The European Union and drugmakers pledged on Thursday to invest 280 million euros ($350 million) in Ebola research, with the lion's share going to the testing and manufacturing of potential vaccines.
The funding will go toward efforts backed by the Innovative Medicines Initiative (IMI), a public-private project jointly paid for by the European Commission and the pharmaceuticals industry.
Reuters reported on October 22 that an IMI investment of around 200 million euros was pending. Since then, further discussions have been held about the resources needed for various projects and the amount has been increased.
The final document setting out the plans commits the European Commission to giving as much as 140 million euros, with companies providing an equivalent amount in staff time, goods and services.
βThe EU is determined to help find a solution to Ebola. We are putting our money where our mouth is and boosting EU research on Ebola with an additional 280 million euros,β said Carlos Moedas, European Commissioner for research.
The move shows how momentum is building to get medical intervention, especially vaccines, to West Africa as soon as possible, to try to control the world's worst Ebola outbreak, which has killed nearly 5,000 people, according to official data. Many experts believe the true death toll is a lot higher.
The EU is also beginning its biggest single operation of transporting supplies to West Africa, with a Dutch ship sailing on Thursday from the Netherlands, loaded with ambulances, mobile hospitals, laboratories and other equipment provided by nine European countries.
Five priority projects
With a total budget of 3.3 billion euros for the period 2014 to 2024, Europe's IMI endeavor is the world's biggest public-private partnership in life sciences.
It began in 2008 and now has 46 ongoing projects, some of which are focused on specific health issues such as Alzheimer's disease, cancer and obesity. Others involve work on broader challenges in drug development.
In the case of Ebola, five urgent projects have been identified involving the three stages of vaccine clinical trials; vaccine manufacturing; vaccine transport and storage; regimens for vaccination deployment; and rapid diagnostic tests.
The aim is to head off some of the technical obstacles that public health officials, governments and drugmakers face as they try to develop the world's first Ebola vaccines in record time.

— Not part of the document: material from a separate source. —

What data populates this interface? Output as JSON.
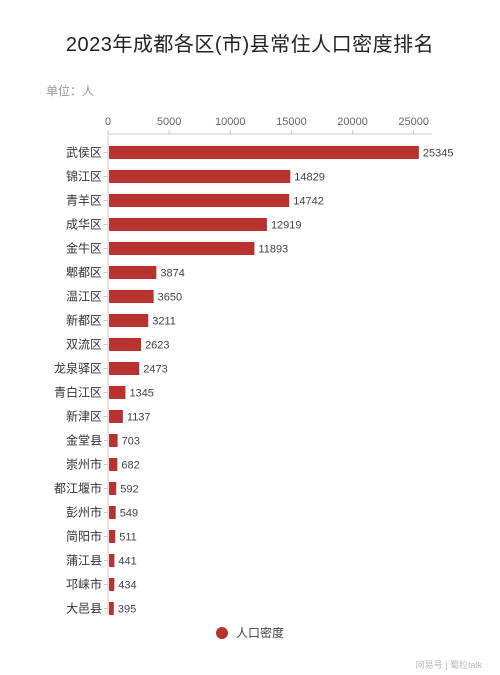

The challenges include finding enough vaccine manufacturing and filling capacity, getting accelerated clinical trial results, winning rapid regulatory approvals and building a supply chain in Africa for products that must be stored at ultra-low temperatures.
For diagnostics, the goal is to develop a simple test for Ebola infection that can generate results within three hours and preferably in less than 30 minutes.
Two leading vaccine candidates from GlaxoSmithKline and NewLink Genetics are already in human safety trials. Another five should begin testing in the first quarter of next year. One from Johnson & Johnson will start trials in January.
The three leading companies hope to make millions of doses over the course of 2015.